Financial stocks finished sharply higher Monday ahead of a week full of earnings reports after analyst Meredith Whitney upgraded Goldman Sachs ( GS), offering a bullish outlook for the company.

Whitney, who gained acclaim in late 2007 while at Oppenheimer for foreseeing many of problems in the financial industry, before leaving the firm in February to start her own stock advisory group, raised Goldman to buy, from hold, with a 12-month price target of $186.

Whitney said she expects Goldman Sachs to be the key competitor in some of the unpredictable markets of government, corporate and municipal debt.

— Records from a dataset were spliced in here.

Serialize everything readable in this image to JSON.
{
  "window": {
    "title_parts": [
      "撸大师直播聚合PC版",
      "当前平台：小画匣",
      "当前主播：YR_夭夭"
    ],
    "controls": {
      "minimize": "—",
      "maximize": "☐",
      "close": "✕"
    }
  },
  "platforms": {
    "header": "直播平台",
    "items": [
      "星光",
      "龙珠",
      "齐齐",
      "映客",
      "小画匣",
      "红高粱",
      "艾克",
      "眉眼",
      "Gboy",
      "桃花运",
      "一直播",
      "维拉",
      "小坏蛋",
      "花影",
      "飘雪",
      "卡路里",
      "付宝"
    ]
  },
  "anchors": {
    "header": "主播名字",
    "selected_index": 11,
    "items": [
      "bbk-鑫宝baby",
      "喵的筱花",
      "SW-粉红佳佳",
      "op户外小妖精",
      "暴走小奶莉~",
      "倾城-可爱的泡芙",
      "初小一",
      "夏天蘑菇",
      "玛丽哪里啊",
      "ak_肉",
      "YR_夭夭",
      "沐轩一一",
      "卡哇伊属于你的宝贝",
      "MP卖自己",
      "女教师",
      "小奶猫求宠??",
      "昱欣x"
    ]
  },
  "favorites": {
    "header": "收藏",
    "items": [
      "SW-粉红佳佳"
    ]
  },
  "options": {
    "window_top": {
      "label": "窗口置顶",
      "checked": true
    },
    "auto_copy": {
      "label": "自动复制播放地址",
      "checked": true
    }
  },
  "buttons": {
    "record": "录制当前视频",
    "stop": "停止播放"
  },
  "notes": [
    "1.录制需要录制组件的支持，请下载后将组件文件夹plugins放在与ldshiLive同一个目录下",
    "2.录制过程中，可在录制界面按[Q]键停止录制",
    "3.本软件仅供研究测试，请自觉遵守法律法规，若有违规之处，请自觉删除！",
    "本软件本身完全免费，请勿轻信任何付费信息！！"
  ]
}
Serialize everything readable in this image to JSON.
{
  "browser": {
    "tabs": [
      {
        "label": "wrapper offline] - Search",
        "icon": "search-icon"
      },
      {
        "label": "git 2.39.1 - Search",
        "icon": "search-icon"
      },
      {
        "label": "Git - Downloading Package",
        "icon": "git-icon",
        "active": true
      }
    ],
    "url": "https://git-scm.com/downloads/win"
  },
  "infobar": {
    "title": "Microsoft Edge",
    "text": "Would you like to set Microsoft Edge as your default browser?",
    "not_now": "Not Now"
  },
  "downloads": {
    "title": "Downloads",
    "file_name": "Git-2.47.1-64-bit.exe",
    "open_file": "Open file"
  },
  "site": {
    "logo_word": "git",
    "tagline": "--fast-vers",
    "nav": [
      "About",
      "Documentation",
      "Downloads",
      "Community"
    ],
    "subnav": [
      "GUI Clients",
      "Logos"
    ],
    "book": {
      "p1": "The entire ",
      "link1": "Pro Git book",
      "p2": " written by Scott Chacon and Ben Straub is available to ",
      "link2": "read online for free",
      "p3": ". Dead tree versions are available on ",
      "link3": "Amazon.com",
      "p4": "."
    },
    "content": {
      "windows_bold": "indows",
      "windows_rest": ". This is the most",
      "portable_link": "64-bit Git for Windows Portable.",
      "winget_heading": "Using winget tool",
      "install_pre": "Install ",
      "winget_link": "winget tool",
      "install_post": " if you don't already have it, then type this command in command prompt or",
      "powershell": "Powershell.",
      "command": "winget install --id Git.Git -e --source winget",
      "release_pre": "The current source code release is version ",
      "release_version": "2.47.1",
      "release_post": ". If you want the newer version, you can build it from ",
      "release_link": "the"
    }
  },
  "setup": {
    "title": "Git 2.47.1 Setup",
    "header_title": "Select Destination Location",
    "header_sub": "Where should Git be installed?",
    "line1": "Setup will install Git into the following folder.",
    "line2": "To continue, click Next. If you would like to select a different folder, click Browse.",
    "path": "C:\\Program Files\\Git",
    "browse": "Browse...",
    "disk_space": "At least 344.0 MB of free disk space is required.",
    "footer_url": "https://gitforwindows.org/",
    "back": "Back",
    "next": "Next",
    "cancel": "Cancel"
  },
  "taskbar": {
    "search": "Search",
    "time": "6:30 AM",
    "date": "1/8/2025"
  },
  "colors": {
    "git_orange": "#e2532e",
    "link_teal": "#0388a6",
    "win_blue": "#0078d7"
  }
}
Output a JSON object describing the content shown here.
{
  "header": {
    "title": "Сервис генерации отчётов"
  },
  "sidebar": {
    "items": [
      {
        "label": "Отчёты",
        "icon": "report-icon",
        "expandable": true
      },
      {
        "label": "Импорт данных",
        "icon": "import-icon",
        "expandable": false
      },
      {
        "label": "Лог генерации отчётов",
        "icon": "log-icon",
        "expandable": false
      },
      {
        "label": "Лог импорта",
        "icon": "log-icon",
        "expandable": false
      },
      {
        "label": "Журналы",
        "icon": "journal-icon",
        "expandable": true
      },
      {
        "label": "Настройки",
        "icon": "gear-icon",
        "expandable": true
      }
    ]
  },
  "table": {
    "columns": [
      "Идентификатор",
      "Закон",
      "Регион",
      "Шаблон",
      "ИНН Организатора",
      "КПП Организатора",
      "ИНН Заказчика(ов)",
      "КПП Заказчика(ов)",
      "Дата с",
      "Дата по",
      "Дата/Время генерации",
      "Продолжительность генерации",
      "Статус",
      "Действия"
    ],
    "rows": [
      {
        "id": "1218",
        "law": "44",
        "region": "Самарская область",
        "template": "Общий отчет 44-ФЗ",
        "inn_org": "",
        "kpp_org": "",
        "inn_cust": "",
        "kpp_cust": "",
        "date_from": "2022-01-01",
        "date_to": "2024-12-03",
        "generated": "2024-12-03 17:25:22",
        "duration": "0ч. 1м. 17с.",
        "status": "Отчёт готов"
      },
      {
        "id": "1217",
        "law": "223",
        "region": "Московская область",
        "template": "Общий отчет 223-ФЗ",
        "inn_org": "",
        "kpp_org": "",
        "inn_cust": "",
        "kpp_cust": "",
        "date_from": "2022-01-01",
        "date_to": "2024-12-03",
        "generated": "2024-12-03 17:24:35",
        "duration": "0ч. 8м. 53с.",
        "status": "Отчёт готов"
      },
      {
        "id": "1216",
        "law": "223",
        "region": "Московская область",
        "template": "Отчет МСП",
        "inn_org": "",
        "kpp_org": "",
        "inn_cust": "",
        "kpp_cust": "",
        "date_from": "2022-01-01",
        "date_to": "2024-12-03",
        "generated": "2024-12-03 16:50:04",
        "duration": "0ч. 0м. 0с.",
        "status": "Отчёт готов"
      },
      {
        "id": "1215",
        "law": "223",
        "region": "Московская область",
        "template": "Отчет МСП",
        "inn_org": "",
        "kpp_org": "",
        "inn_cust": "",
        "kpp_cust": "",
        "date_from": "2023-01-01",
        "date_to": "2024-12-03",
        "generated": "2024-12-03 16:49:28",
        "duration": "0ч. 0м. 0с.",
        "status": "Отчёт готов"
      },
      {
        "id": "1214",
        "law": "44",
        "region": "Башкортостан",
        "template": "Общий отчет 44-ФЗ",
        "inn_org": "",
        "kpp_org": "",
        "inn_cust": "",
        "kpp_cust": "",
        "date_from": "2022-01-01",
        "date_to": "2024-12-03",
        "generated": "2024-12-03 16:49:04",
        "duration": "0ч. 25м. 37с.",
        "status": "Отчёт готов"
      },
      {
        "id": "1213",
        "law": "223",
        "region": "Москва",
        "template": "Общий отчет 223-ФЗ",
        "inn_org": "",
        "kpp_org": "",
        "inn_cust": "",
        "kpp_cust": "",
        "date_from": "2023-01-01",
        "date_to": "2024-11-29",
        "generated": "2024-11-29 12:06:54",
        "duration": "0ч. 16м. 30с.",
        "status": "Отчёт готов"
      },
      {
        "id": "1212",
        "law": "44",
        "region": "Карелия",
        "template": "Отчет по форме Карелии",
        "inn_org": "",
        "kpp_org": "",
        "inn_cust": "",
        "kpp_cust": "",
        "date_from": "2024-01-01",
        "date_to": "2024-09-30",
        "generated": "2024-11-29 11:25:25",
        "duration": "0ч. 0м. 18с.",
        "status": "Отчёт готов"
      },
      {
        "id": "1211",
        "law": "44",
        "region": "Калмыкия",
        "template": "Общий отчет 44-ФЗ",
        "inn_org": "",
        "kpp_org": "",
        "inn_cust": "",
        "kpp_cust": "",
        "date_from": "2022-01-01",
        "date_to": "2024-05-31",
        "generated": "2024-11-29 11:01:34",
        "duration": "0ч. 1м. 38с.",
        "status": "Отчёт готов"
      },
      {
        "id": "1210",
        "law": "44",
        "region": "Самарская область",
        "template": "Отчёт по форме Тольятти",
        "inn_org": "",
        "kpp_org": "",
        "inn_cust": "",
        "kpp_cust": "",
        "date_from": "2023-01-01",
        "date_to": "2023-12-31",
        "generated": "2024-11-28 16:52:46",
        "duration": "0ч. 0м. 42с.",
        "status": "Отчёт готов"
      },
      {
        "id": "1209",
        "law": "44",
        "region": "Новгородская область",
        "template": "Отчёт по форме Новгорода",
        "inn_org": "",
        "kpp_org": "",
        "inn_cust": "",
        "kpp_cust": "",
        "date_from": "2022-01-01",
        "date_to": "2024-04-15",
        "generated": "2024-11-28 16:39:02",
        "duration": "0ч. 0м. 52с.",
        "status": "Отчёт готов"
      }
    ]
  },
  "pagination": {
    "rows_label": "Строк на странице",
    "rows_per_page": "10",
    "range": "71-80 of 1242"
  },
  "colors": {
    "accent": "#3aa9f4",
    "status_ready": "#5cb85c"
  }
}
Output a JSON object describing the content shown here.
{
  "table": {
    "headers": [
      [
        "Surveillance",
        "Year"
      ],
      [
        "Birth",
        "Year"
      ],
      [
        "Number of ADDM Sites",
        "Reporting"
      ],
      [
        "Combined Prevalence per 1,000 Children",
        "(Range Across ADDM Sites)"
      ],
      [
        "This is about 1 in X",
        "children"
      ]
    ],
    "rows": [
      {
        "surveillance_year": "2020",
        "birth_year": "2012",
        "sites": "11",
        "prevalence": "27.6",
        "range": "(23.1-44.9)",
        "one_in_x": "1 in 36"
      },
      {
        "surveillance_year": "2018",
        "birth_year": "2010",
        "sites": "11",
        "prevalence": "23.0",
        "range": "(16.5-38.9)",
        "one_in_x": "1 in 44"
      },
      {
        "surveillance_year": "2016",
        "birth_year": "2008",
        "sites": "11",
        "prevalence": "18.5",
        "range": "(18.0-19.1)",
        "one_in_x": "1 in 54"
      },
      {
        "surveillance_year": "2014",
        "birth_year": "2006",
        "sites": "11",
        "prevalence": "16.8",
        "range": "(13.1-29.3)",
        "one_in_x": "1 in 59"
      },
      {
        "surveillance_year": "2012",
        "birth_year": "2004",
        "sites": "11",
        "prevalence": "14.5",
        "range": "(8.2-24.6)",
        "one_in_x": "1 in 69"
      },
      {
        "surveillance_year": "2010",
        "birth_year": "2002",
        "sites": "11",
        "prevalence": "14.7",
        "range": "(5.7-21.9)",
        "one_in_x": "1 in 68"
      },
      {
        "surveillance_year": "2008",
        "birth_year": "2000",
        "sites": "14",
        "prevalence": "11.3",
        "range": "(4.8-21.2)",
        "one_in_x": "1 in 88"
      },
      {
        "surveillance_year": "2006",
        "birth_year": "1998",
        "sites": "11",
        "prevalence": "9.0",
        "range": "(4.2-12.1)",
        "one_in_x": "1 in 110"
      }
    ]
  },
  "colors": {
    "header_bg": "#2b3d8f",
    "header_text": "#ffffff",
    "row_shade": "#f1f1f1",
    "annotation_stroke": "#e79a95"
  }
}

She expects a "tsunami of debt issuance" from federal/sovereign, state and local governments ramping up debt issuance to fund "woefully underfunded" budget gaps.

"In addition, we expect corporate debt issuance to be at least 60% as strong as peak cycle levels reflecting sizable debt maturity rolls," Whitney's firm said in a research note. "What's more, given fewer players in the market, not only is Goldman Sachs benefiting from market share gains on these products but more widely in the derivatives products."

Goldman shares climbed 5.3% to finish at $149.44. Key rival Morgan Stanley ( MS) was higher by 7.6% to close at $27.91.

In other analyst moves, Barclays Capital analyst Jason Goldberg trimmed earnings estimates for Citigroup ( C) and JPMorgan Chase ( JPM), which he said reflects the inclusion of the Federal Deposit Insurance Corp.'s deposit insurance fund assessment, which amounts to 10 cents a share for Citi and 12 cents a share for JPMorgan.